PJ: For most modern distributed datastores performance is the key. This often requires indexes or data to fit entirely in memory, as your data grows it doesn't remain true and hence the need to split the data into multiple shards. If you have a rapidly growing dataset and performance continues to remain the key then using a datastore that supports built-in sharding becomes critical to continued success of your system as it
- Prevents you from spending a lot of time trying to managing the cluster
- Prevents your applications from having to worry about internals of how data is stored
As for why is it a good practice to isolate queries to a shard, I'll use the example of MongoDB where "mongos" a client side proxy that provides a unified view of the cluster to the client, determines which shards have the required data based on the cluster metadata and directs the query to the required shards. Once the results are returned from all the shards "mongos" merges the sorted results and returns the complete result to the client.
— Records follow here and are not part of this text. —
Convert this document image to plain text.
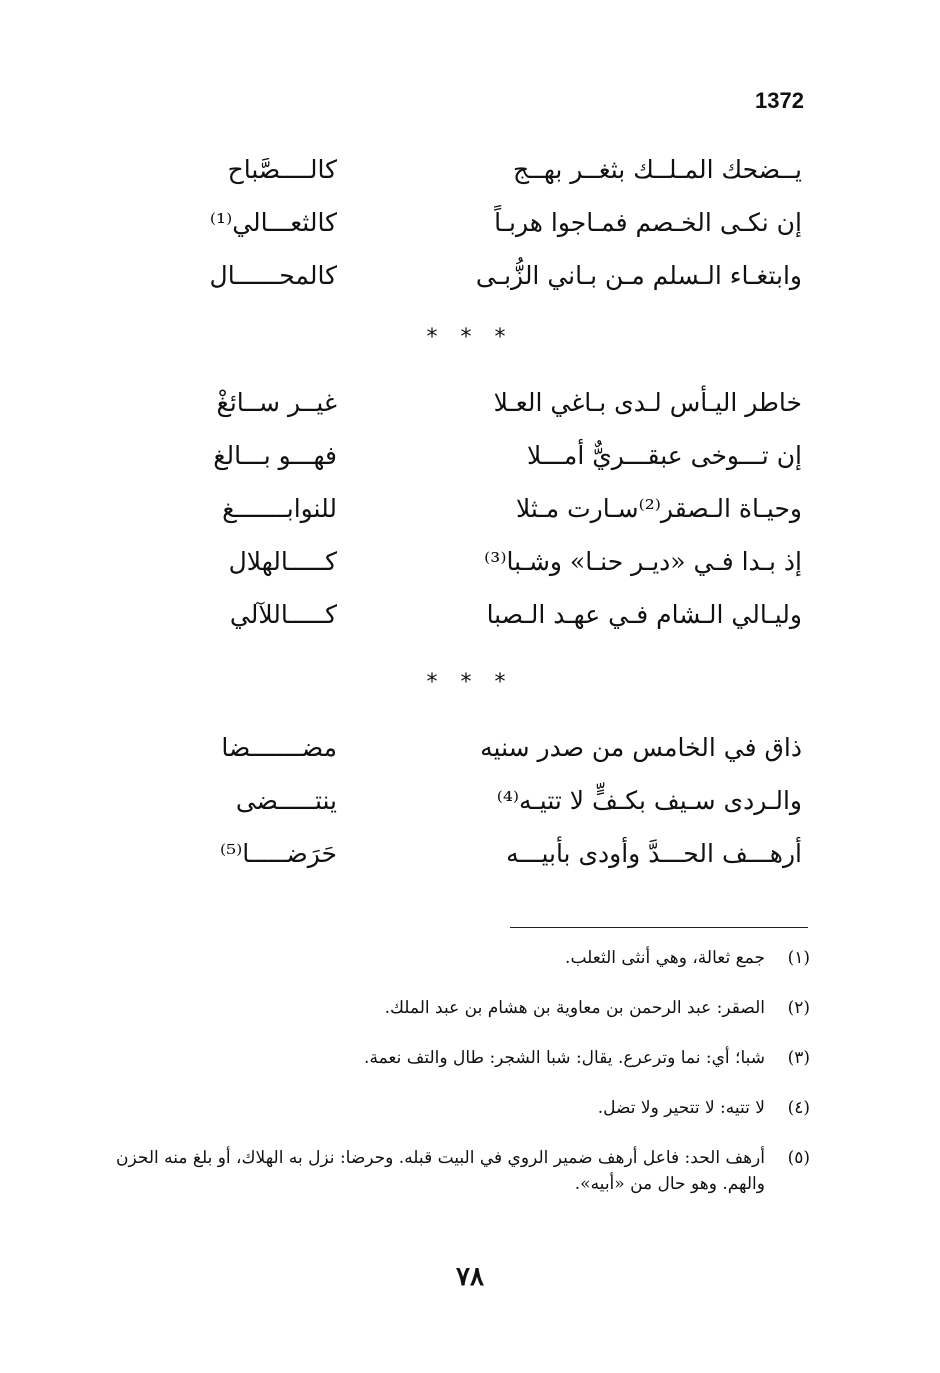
1372
يــضحك المـلــك بثغــر بهــج
كالــــصَّباح
إن نكـى الخـصم فمـاجوا هربـاً
كالثعـــالي⁽¹⁾
وابتغـاء الـسلم مـن بـاني الزُّبـى
كالمحــــــال
* * *
خاطر اليـأس لـدى بـاغي العـلا
غيــر ســائغْ
إن تـــوخى عبقـــريٌّ أمـــلا
فهـــو بـــالغ
وحيـاة الـصقر⁽²⁾سـارت مـثلا
للنوابـــــــغ
إذ بـدا فـي «ديـر حنـا» وشـبا⁽³⁾
كـــــالهلال
وليـالي الـشام فـي عهـد الـصبا
كـــــاللآلي
* * *
ذاق في الخامس من صدر سنيه
مضـــــــضا
والـردى سـيف بكـفٍّ لا تتيـه⁽⁴⁾
ينتـــــضى
أرهـــف الحـــدَّ وأودى بأبيـــه
حَرَضـــــا⁽⁵⁾
(١)
جمع ثعالة، وهي أنثى الثعلب.
(٢)
الصقر: عبد الرحمن بن معاوية بن هشام بن عبد الملك.
(٣)
شبا؛ أي: نما وترعرع. يقال: شبا الشجر: طال والتف نعمة.
(٤)
لا تتيه: لا تتحير ولا تضل.
(٥)
أرهف الحد: فاعل أرهف ضمير الروي في البيت قبله. وحرضا: نزل به الهلاك، أو بلغ منه الحزن والهم. وهو حال من «أبيه».
٧٨
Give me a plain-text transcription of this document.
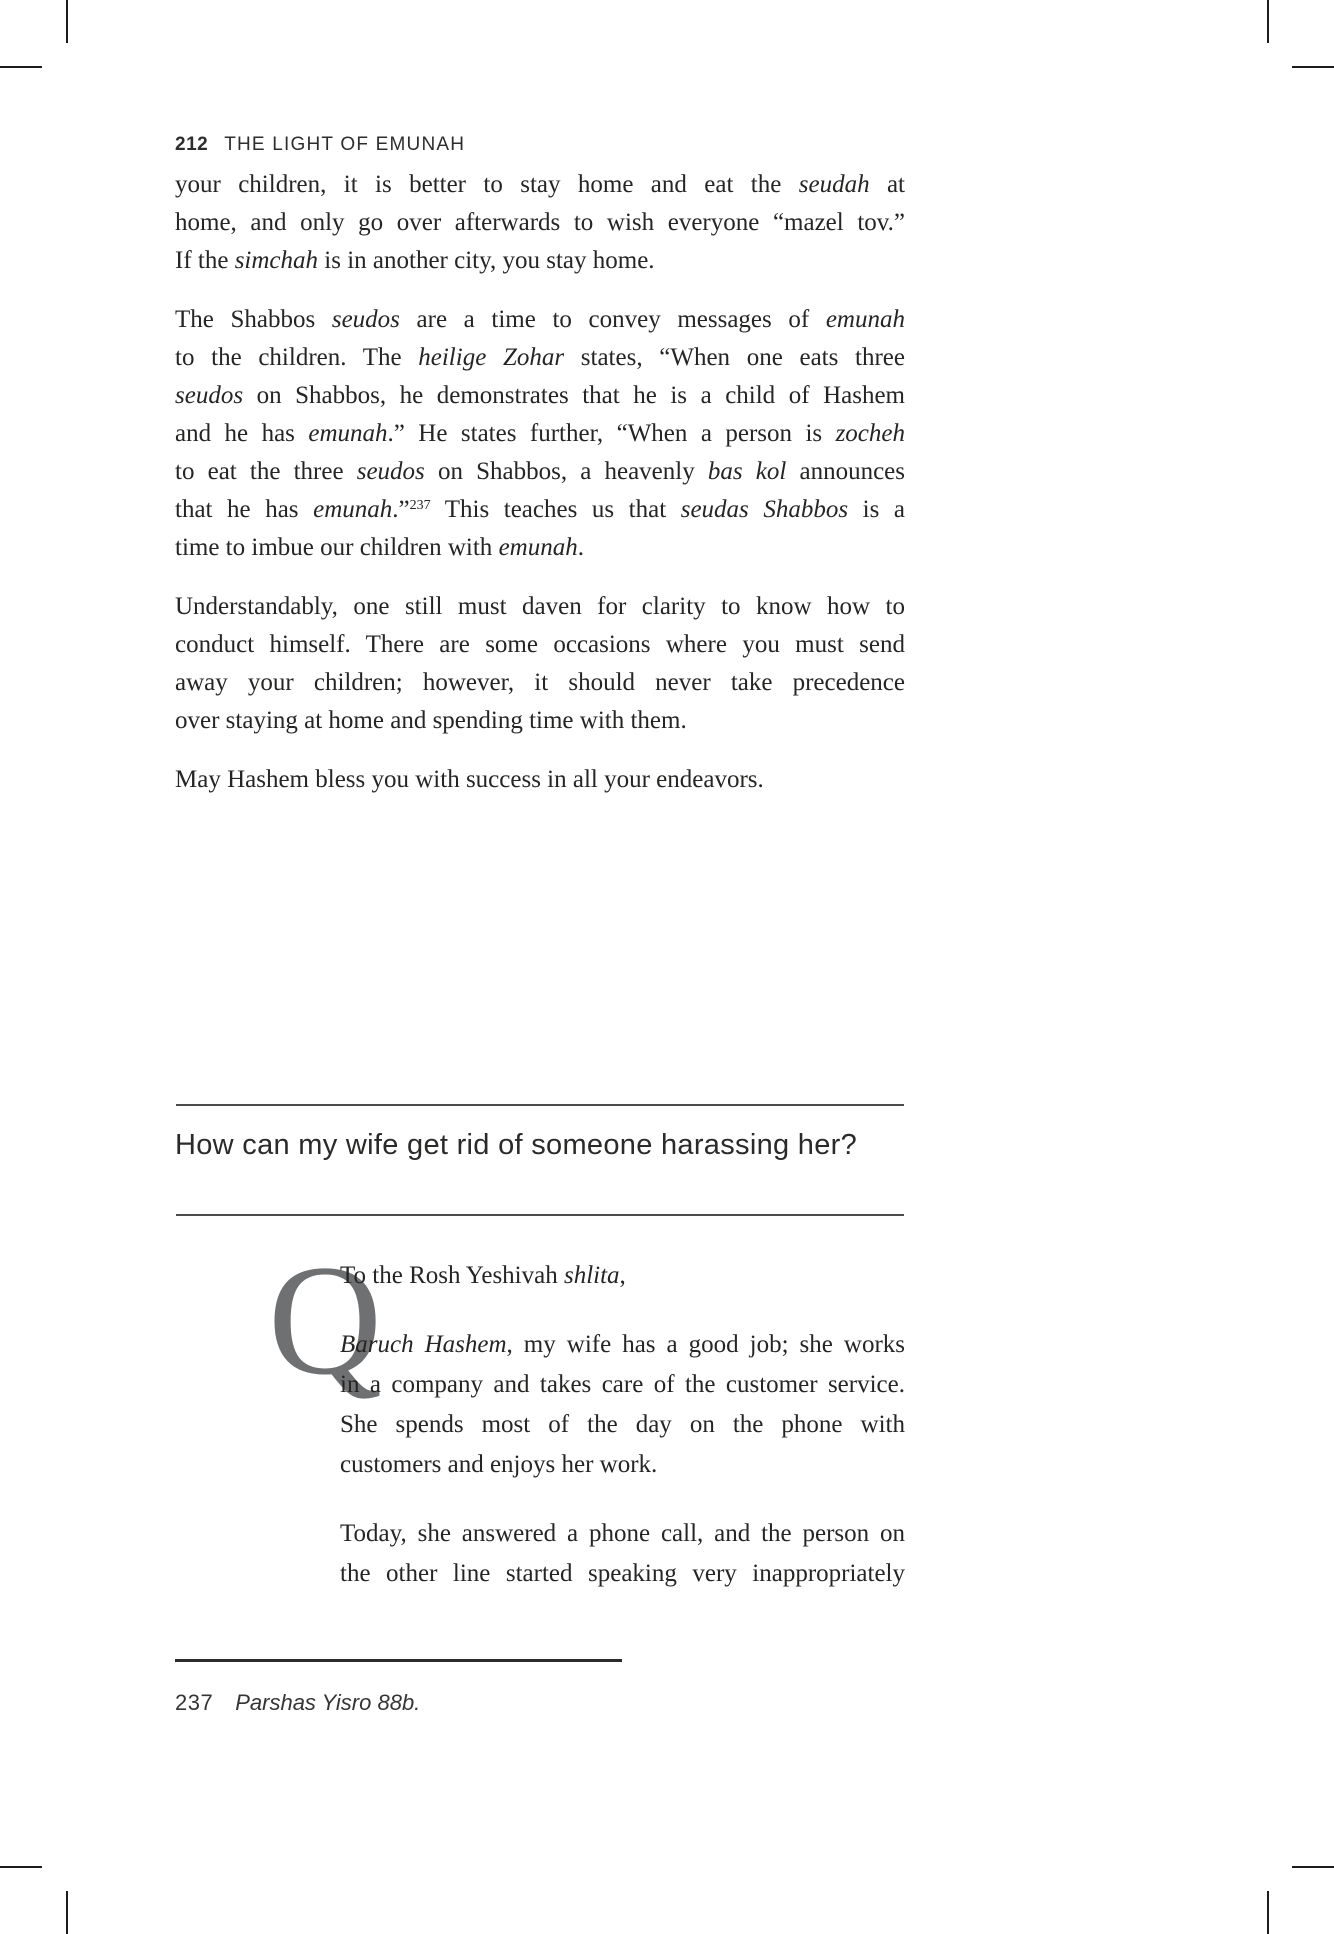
212 THE LIGHT OF EMUNAH
your children, it is better to stay home and eat the seudah at
home, and only go over afterwards to wish everyone “mazel tov.”
If the simchah is in another city, you stay home.
The Shabbos seudos are a time to convey messages of emunah
to the children. The heilige Zohar states, “When one eats three
seudos on Shabbos, he demonstrates that he is a child of Hashem
and he has emunah.” He states further, “When a person is zocheh
to eat the three seudos on Shabbos, a heavenly bas kol announces
that he has emunah.”$^{237}$ This teaches us that seudas Shabbos is a
time to imbue our children with emunah.
Understandably, one still must daven for clarity to know how to
conduct himself. There are some occasions where you must send
away your children; however, it should never take precedence
over staying at home and spending time with them.
May Hashem bless you with success in all your endeavors.
How can my wife get rid of someone harassing her?
Q
To the Rosh Yeshivah shlita,
Baruch Hashem, my wife has a good job; she works
in a company and takes care of the customer service.
She spends most of the day on the phone with
customers and enjoys her work.
Today, she answered a phone call, and the person on
the other line started speaking very inappropriately
237 Parshas Yisro 88b.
Now in this scenarios "mongos" has to wait for results to be returned from all shards before it can start returning results to client, which slows everything down. If all the queries can be isolated to a shard then it can avoid this excessive wait and return the results faster. Hence it is a good idea to examine possible set of queries before hand and use that information to come up with a effective shard key.
This phenomenon will apply pretty much to any sharded data-store in my opinion. For the stores that do not support built-in sharding, it'll be your application that'll have to do the job of "mongos".
AR: Q4. How did you select the 3 specific types of data stores (Document/Key Value/Graph) to resolve the scaling challenges at eHarmony?
PJ: The decision of choosing a specific technology is always driven by the needs of the application. Each of these different types of data-stores have their own advantages and limitations. Staying prudent to these facts we've made our choices. For example:
- One of our applications required a data-store of Schema free nature, with not much cluster management overhead, yet it needed to support fast multi-attribute queries. Looking at the available choices MongoDB seemed to be the best fit.
- For some of our services that we were building to move towards SOA, we were in need for a simple data-store that could provide a quick key value lookup and had a good Java API, we ended up going with project Voldemort.
- As for using the Graph databases we had this application which really had the need to persist and traverse relationships effectively yet at the same time have a flexible enough schema to add new relationships on the fly. Graph databases perfectly fit the bill.
And in some cases where your choice of the data-store is lagging in performance for some functionality but doing an excellent job for the other, you should be open to Hybrid solutions.
AR: Q5. Which of the current trends in Big Data arena are of great interest to you?
PJ: These days I'm particularly interested in whats happening in the Online Machine learning space and the innovation that's happening around commoditizing Big Data Analysis.
AR: Q6. What key qualities do you look for when interviewing for Data Science related positions on your team?
PJ: For me it would be:
- Software Engineering skills
- Excellent knowledge of Statistics and math
- Commitment and creativity
- Domain knowledge of the business, it allows them to know what are the things to focus on when looking at the data.
AR: Q7. What are your favorite books on Data Science?
PJ: Actually none, I try to do my learning via Academic papers, Blogs, conferences and talks.